Capitalizzazione ai minimi, ora banche più contendibili
Per il balzo dello spread nel secondo trimestre già 36 punti base di Cet1 in meno
È come se ogni banca guardasse il livello della marea che inizia ad alzarsi: c’è chi è più in alto, e ha più margine, e chi sta più in basso, e allora ha meno tempo a disposizione. Certo è che per tutti, da ieri, lo spread fa un po’ più paura. L’approvazione della nota di aggiornamento al Def che prevede il deficit/Pil al 2,4% per tre anni ha riattivato un allarme che nelle ultime settimane sembrava essersi attenuato, nella speranza che il Governo varasse una manovra più cauta, ovvero il legame malato (e inverso) tra prezzi dei BTp e valutazioni delle banche. Non è un caso che in contemporanea al picco del differenziale a quota 280, le banche abbiano perso quote comprese tra il 6,73% di Unicredit e il 9,43% di Banco Bpm.
Nei prossimi giorni si capirà se quella di ieri è stata una reazione isolata, per quanto violenta. Oppure se l’incendio è destinato a divampare. Di sicuro il danno, per il settore, è fatto da tempo. Lo spread sovrano è passato dai 130 punti base medi del primo trimestre ai 240 circa del secondo trimestre. Abbastanza da far perdere alle banche quotate circa 36 punti base di Cet 1 ratio.

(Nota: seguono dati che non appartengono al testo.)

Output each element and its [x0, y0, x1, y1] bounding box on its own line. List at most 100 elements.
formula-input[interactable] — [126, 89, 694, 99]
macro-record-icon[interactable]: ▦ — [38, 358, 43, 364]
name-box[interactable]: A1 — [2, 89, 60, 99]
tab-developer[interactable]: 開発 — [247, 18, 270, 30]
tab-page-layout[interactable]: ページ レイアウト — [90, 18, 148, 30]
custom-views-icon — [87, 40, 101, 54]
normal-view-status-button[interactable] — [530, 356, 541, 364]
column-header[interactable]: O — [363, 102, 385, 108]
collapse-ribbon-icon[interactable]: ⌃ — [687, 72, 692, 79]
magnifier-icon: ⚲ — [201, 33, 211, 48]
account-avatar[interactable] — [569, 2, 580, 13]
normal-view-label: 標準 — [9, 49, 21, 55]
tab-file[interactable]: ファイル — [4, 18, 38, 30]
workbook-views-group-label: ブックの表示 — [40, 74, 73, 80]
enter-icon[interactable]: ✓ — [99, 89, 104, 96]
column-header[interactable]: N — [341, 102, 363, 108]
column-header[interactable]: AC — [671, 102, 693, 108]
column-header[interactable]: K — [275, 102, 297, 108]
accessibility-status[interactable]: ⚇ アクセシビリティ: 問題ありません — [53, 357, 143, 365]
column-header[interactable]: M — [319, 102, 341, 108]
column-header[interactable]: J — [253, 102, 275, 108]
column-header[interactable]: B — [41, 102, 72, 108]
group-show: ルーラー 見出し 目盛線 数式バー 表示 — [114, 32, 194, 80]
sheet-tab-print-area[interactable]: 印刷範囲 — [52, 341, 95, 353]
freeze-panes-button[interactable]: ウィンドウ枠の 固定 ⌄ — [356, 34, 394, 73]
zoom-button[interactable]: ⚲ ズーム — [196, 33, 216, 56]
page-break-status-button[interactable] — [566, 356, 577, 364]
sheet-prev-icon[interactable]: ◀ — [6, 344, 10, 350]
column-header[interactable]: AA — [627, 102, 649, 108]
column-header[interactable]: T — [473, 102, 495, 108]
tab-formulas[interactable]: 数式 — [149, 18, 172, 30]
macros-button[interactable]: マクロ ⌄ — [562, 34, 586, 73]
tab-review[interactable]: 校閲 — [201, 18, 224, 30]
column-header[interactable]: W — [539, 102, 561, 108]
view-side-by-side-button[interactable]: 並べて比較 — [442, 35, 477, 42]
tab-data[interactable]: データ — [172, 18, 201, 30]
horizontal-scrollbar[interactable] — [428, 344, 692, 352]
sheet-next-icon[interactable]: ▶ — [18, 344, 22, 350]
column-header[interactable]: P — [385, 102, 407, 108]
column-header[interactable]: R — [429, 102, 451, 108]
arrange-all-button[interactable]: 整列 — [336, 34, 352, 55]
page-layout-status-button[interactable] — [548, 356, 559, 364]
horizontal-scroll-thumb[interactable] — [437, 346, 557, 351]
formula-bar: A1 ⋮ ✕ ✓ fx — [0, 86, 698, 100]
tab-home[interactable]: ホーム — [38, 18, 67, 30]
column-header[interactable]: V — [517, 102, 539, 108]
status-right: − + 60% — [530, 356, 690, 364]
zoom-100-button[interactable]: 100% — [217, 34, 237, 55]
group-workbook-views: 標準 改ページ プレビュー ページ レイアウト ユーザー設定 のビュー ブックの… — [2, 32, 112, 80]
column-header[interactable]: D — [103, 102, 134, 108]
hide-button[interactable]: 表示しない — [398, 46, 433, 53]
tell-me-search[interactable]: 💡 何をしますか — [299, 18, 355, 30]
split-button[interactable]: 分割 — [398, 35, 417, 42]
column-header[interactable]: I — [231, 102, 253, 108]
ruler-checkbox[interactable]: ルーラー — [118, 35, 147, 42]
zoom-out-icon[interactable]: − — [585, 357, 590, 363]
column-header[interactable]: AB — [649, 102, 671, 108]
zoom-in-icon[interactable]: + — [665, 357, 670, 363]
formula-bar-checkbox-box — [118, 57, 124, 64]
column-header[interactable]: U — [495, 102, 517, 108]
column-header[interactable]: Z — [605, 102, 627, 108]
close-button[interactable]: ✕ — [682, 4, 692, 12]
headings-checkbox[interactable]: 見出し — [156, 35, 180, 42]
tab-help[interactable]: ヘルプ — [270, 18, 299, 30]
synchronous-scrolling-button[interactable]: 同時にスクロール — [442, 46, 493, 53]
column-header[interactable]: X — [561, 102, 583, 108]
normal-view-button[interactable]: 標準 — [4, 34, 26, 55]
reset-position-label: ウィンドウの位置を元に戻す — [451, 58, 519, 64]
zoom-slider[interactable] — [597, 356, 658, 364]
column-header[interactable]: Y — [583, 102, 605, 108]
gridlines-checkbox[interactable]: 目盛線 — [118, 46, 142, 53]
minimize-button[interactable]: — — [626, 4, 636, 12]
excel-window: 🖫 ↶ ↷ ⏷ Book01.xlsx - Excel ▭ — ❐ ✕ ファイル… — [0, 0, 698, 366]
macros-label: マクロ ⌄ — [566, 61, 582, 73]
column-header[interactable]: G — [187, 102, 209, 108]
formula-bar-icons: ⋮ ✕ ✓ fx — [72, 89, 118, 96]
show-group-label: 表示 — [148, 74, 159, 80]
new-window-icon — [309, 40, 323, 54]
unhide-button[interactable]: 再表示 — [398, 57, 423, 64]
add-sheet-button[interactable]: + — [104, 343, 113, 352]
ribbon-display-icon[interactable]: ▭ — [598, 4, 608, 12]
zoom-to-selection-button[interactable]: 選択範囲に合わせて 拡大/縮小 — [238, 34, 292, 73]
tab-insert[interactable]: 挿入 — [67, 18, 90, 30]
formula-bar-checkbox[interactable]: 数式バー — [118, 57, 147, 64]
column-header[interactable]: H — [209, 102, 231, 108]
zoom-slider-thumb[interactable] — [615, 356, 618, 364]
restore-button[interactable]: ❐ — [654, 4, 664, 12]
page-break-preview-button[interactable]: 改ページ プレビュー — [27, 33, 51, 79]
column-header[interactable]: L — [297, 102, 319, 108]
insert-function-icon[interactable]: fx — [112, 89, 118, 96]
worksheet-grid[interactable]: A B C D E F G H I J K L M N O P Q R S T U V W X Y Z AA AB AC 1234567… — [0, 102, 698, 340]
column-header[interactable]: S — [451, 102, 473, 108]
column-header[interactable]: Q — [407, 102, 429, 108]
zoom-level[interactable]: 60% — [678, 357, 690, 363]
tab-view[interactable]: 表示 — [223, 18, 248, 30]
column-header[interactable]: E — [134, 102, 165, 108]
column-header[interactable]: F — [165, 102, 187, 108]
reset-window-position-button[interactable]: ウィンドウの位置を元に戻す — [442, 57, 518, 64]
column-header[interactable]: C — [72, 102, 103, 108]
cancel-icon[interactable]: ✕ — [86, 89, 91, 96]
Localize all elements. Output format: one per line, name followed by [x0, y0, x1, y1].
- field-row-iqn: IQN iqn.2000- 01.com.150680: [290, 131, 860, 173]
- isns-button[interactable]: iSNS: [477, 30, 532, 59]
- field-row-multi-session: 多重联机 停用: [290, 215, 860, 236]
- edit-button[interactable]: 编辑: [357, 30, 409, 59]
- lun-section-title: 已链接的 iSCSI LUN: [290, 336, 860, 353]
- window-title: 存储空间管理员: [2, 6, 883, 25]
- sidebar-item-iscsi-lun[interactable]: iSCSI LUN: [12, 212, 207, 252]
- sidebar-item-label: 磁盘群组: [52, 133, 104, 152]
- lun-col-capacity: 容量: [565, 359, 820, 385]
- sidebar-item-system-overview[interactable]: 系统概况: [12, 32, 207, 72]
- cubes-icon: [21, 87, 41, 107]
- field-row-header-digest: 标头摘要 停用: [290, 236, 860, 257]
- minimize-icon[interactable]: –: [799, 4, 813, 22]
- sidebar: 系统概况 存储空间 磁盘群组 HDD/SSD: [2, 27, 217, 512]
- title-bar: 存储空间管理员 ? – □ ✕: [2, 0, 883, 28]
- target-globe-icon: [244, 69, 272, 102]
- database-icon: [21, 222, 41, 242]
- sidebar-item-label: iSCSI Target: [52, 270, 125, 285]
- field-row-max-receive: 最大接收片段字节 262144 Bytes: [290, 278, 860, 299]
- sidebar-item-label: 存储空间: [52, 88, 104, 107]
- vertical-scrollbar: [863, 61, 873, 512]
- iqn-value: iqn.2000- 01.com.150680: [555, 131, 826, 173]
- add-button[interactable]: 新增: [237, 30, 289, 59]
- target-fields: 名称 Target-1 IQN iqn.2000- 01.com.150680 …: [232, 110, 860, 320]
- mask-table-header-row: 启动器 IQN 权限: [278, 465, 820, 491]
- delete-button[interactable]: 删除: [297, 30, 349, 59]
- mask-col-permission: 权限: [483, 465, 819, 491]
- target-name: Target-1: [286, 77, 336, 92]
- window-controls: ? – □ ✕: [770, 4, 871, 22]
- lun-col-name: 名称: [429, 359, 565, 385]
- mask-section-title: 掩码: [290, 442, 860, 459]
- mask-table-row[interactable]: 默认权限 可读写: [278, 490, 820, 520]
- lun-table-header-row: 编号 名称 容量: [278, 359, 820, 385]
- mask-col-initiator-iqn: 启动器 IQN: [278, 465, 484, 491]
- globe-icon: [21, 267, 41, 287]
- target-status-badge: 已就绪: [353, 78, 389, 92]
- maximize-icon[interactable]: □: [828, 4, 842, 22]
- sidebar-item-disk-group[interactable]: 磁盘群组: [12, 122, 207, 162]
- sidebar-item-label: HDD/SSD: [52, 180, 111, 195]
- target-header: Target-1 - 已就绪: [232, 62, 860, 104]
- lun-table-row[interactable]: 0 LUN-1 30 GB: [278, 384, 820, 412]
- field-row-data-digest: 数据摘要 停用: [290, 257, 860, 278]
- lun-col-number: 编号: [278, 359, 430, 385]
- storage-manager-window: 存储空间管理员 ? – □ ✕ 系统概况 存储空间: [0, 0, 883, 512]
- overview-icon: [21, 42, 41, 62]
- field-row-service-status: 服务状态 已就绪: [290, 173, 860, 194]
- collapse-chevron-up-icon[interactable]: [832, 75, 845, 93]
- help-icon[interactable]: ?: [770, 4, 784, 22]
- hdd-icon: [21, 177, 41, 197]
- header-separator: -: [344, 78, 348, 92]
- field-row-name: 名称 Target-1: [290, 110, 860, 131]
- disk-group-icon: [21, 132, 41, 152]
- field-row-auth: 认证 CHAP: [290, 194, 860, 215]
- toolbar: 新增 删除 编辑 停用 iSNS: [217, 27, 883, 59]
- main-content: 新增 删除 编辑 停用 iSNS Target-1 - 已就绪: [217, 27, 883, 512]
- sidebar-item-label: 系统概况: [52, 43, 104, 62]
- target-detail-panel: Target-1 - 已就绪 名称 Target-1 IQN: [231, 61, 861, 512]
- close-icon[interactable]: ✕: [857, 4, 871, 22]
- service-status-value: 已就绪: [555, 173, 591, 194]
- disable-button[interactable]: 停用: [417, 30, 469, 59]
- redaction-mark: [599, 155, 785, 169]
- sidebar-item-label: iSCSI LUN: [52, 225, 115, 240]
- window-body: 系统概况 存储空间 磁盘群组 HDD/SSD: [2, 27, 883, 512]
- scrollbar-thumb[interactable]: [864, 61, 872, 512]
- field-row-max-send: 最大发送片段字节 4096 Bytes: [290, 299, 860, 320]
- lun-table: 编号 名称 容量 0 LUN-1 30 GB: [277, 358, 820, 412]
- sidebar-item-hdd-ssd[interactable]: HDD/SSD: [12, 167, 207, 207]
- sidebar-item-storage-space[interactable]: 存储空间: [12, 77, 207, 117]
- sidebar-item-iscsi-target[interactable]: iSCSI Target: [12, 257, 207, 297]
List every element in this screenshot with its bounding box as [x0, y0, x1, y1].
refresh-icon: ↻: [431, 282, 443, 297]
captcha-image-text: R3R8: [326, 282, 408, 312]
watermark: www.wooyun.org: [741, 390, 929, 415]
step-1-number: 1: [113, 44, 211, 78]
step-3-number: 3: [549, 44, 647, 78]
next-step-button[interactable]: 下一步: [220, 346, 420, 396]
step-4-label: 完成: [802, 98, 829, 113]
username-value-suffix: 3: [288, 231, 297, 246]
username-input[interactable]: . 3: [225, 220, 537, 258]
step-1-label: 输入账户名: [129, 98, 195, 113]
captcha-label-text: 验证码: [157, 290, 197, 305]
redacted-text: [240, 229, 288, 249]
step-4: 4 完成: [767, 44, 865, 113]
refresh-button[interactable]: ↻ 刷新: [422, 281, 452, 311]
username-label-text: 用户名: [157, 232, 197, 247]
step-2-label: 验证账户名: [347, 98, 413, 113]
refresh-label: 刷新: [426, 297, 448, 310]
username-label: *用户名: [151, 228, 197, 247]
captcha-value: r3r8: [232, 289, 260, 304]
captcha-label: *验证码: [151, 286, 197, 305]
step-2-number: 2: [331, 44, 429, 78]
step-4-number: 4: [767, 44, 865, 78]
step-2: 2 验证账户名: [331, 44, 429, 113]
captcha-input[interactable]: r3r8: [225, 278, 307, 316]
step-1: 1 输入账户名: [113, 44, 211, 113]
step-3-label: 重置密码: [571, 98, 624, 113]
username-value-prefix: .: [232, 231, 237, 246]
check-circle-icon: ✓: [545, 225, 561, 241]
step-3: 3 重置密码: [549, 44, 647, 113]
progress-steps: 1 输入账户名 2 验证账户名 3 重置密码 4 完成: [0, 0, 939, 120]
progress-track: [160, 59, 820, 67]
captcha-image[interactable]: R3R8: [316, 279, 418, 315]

Il meccanismo con cui lo spread va a incidere direttamente sul capitale degli istituti è noto: alla fine di ogni trimestre - e ieri, per una coincidenza poco fortunata, si chiudeva il terzo trimestre dell’anno - le banche devono registrare il deprezzamento della riserva ad hoc. Ecco perché a ogni impennata dello spread (e coincidente calo dei Btp), le banche vanno giù. Il tema riguarda tutte le banche europee, ma il problema diventa esplosivo per le banche italiane che, con circa 160 miliardi di euro investiti in titoli di Stato, hanno in media un’esposizione doppia a quella che le banche di altri paesi europei hanno nei confronto del loro debito domestico. Secondo i calcoli di Credit Suisse, i principali istituti italiani hanno il 156% del loro patrimonio tangibile investito su BTp. Troppo.
Il dubbio che si va insinuando, tra gli addetti ai lavori, è che se la tensione sui titoli perdurasse, il comparto sarebbe esposto a rischi che fino ad oggi sembravano lontani. A partire da quello di nuovi rafforzamenti di capitale, soprattutto per le banche che oggi risultano più fragili. Una polarizzazione del mercato che è frutto delle diverse condizioni patrimoniali di partenza e delle diverse strategie di investimento sui BTp. Nei giorni scorsi, una ricerca firmata da Giovanni Razzoli, analista di Equita Sim, metteva in evidenza come Intesa Sanpaolo e UniCredit vantino ampi livelli di sicurezza: dai livelli attuali, lo spread dovrebbe alzarsi rispettivamente di circa 250 e 520punti base prima di vedere scendere il Cet 1 ratio dei due istituti all’11%, livello considerato come una “comfort zone” da non sforare. Altre banche, come BancoBpm ad esempio, hanno uno dei buffer più risicati (pari a circa 60 punti base) sopra il pavimento indicato. E questo forse spiegherebbe anche l’andamento del titolo ieri in Borsa.
Ma non basta. Qualcuno nel settore mette in luce come, con quotazioni deprezzate, gli istituti scoprano il fianco al rischio di una maggiore contendibilità. La valutazione delle principali banche italiane è oggi pari a circa 0,6-0,7 volte il valore di libro, una quota superiore a quella registrata nella crisi sovrana del 2011, quando le banche valevano il 4050% del patrimonio netto. Difficile dire se oggi la minaccia di potenziali scalate sia reale o solo virtuale. Ma è chiaro che in una condizione di debolezza le banche siano anche più esposte agli appetiti dei compratori.